Le mois dernier, Des maux à dire recevait un prix du public au 51ème Festival d’Angoulême. Moitié dessinée, moitié réalisée sur tissu, cette première bande dessinée explore avec beaucoup de liberté le thème de la maladie mentale.

D’aussi loin que Véra s’en souvienne, sa mère, Adela, a toujours eu peur que le diable prenne possession de son corps. Ce mystérieux mal, qui la terrifie, pouvait frapper à toute heure du jour ou de la nuit. Dans ces moments-là, Adela restait au lit sans faire de bruit pour le conjurer. D’autres fois, elle faisait appel à tout ce que l’Espagne comptait de chamans et d’exorcistes pour se purger. D’abord spectatrice muette de sa hauteur d’enfant, la petite Vera a suivi avec attention, mi-effrayée, mi-fascinée, le parcours chaotique de cette mère malade.

Des maux à dire © Beatriz Lema / Sarbacane

Il fallait le feutré du tissu, des traits à la douceur presque enfantine et des couleurs vives, mais rassurantes pour contenir et comprendre la folie d’une mère. Pour sa première bande dessinée, Beatriz Lema a choisi l’angle de l’autofiction. Par ce biais, elle a pu mettre de la distance entre elle et les petits personnages qu’elle tisait ou dessinait. Des Maux à dire part de l’enfance de l’autrice en Espagne et raconte l’incompréhension et le désarroi d’une famille face à une maladie de prime abord inexpliquée. Comment se battre contre une tempête qui se déroule sous un crâne, quand la personne qui souffre refuse de prendre ses médicaments ?

Broderies

Des années après son enfance, c’est grâce à la douceur que Betriz Lema raconte ce passé. Comme pour un patchwork, le roman graphique oscille d’un style à l’autre : les procédés graphiques se répondent et s’entremêlent. L’enfance est, par exemple, faite de quelques traits de couleurs et d’une perspective niée. Dans certaines planches, tout est à sa place comme dans une maison de poupée. La jeunesse douloureuse de la mère, plus brute, est quant à elle cousue de fils noirs aux imperfections apparentes. Une autre époque, plus heureuse, est pointilliste, presque naïve. « Lorsqu’elle cousait, [ma mère] parvenait à trouver une certaine tranquillité » commente la narratrice, « j’ai à mon tour appris en la regardant travailler, j’adorais ça ». C’est en fil rouge que la bédéiste place le lien mère-fille au centre de sa BD. Elle y fait état, à la fois d’une transmission importante, et d’une relation difficile.

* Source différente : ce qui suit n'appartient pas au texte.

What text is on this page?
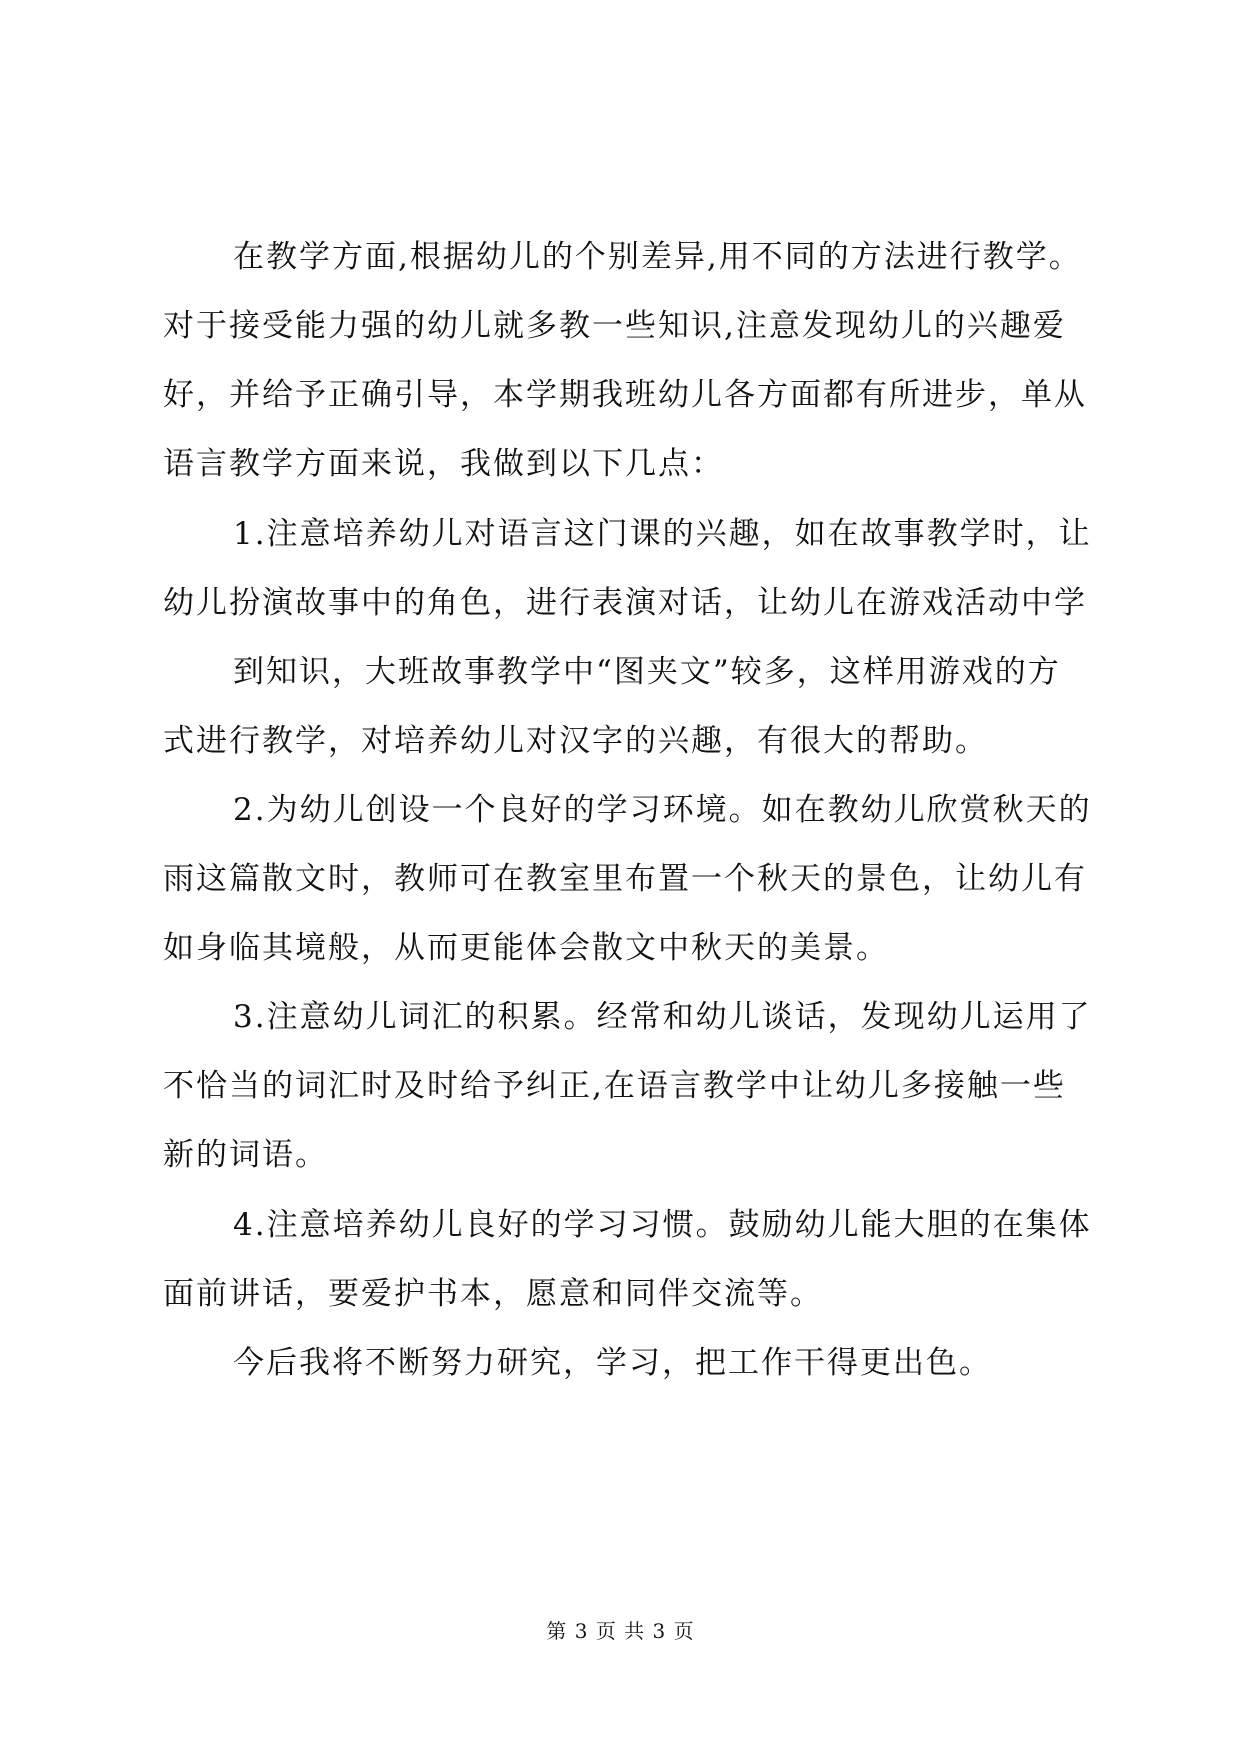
在教学方面,根据幼儿的个别差异,用不同的方法进行教学。
对于接受能力强的幼儿就多教一些知识,注意发现幼儿的兴趣爱
好，并给予正确引导，本学期我班幼儿各方面都有所进步，单从
语言教学方面来说，我做到以下几点：
1.注意培养幼儿对语言这门课的兴趣，如在故事教学时，让
幼儿扮演故事中的角色，进行表演对话，让幼儿在游戏活动中学
到知识，大班故事教学中“图夹文”较多，这样用游戏的方
式进行教学，对培养幼儿对汉字的兴趣，有很大的帮助。
2.为幼儿创设一个良好的学习环境。如在教幼儿欣赏秋天的
雨这篇散文时，教师可在教室里布置一个秋天的景色，让幼儿有
如身临其境般，从而更能体会散文中秋天的美景。
3.注意幼儿词汇的积累。经常和幼儿谈话，发现幼儿运用了
不恰当的词汇时及时给予纠正,在语言教学中让幼儿多接触一些
新的词语。
4.注意培养幼儿良好的学习习惯。鼓励幼儿能大胆的在集体
面前讲话，要爱护书本，愿意和同伴交流等。
今后我将不断努力研究，学习，把工作干得更出色。
第 3 页 共 3 页
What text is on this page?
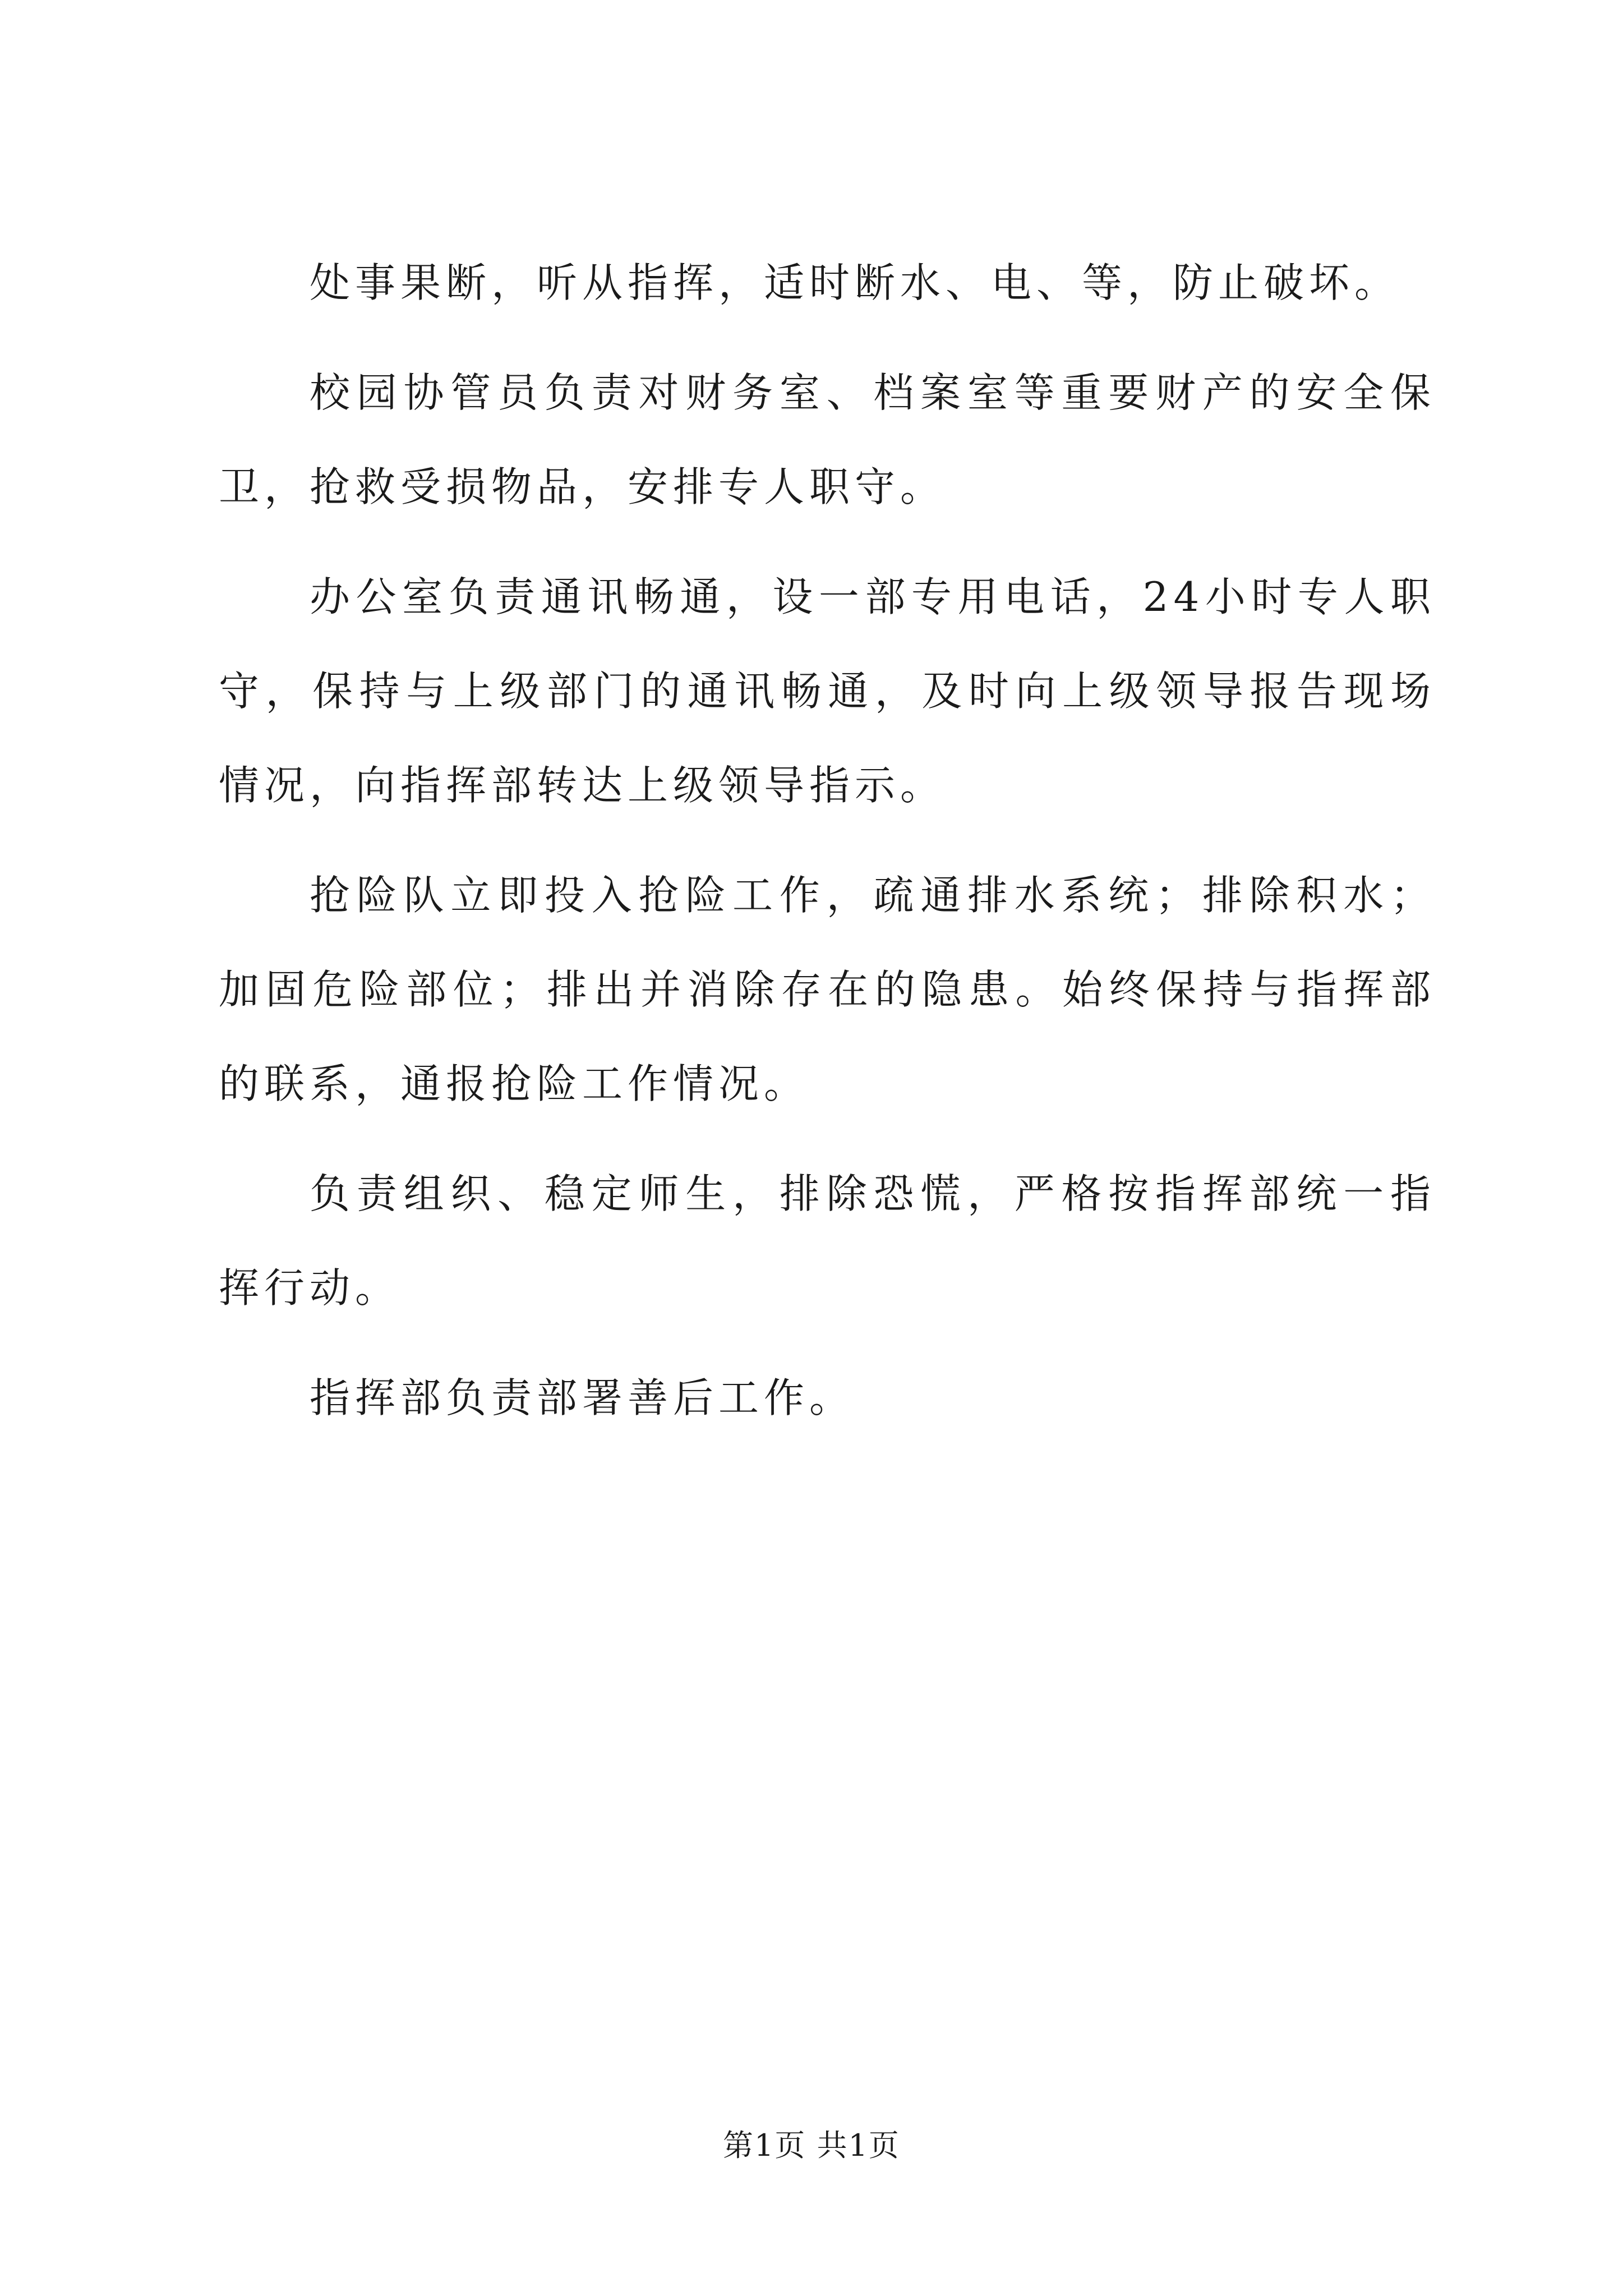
处事果断，听从指挥，适时断水、电、等，防止破坏。

校园协管员负责对财务室、档案室等重要财产的安全保卫，抢救受损物品，安排专人职守。

办公室负责通讯畅通，设一部专用电话，24小时专人职守，保持与上级部门的通讯畅通，及时向上级领导报告现场情况，向指挥部转达上级领导指示。

抢险队立即投入抢险工作，疏通排水系统；排除积水；加固危险部位；排出并消除存在的隐患。始终保持与指挥部的联系，通报抢险工作情况。

负责组织、稳定师生，排除恐慌，严格按指挥部统一指挥行动。

指挥部负责部署善后工作。

第1页 共1页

L’originalité graphique de cette bande dessinée trouve ainsi sa source dans la tradition couturière familiale. Les pages cousues, pareilles à des enluminures, renforcent le côté naïf, voire enfantin de l’ouvrage qui contraste avec la violence des thèmes abordés (abus, maladie mentale, emprise). Mais si Beatriz Lema fait explicitement référence à la couture comme héritage familiale, elle s’inspire également des arpilleras d’Amérique latine. Cette technique de broderie, utilisée au départ par les femmes pour protester contre la dictature chilienne, mettait en scène des moments de la vie quotidienne accompagnés de messages de protestation. À une échelle plus intime, l’autrice décrit, elle aussi, un combat : celui d’une famille contre une maladie.

Des maux à dire © Beatriz Lema / Sarbacane

Après Le Grand vide de Léa Murawiec en 2022 et Naphtaline de Sole Otero en 2023, c’est Des maux à dire qui a séduit le public du Festival d’Angoulême et remporté un prix. Une jolie récompense pour une œuvre toute personnelle, réalisée in situ à l’occasion d’une résidence d’artiste. Des maux à coudre pour libérer une parole incomprise.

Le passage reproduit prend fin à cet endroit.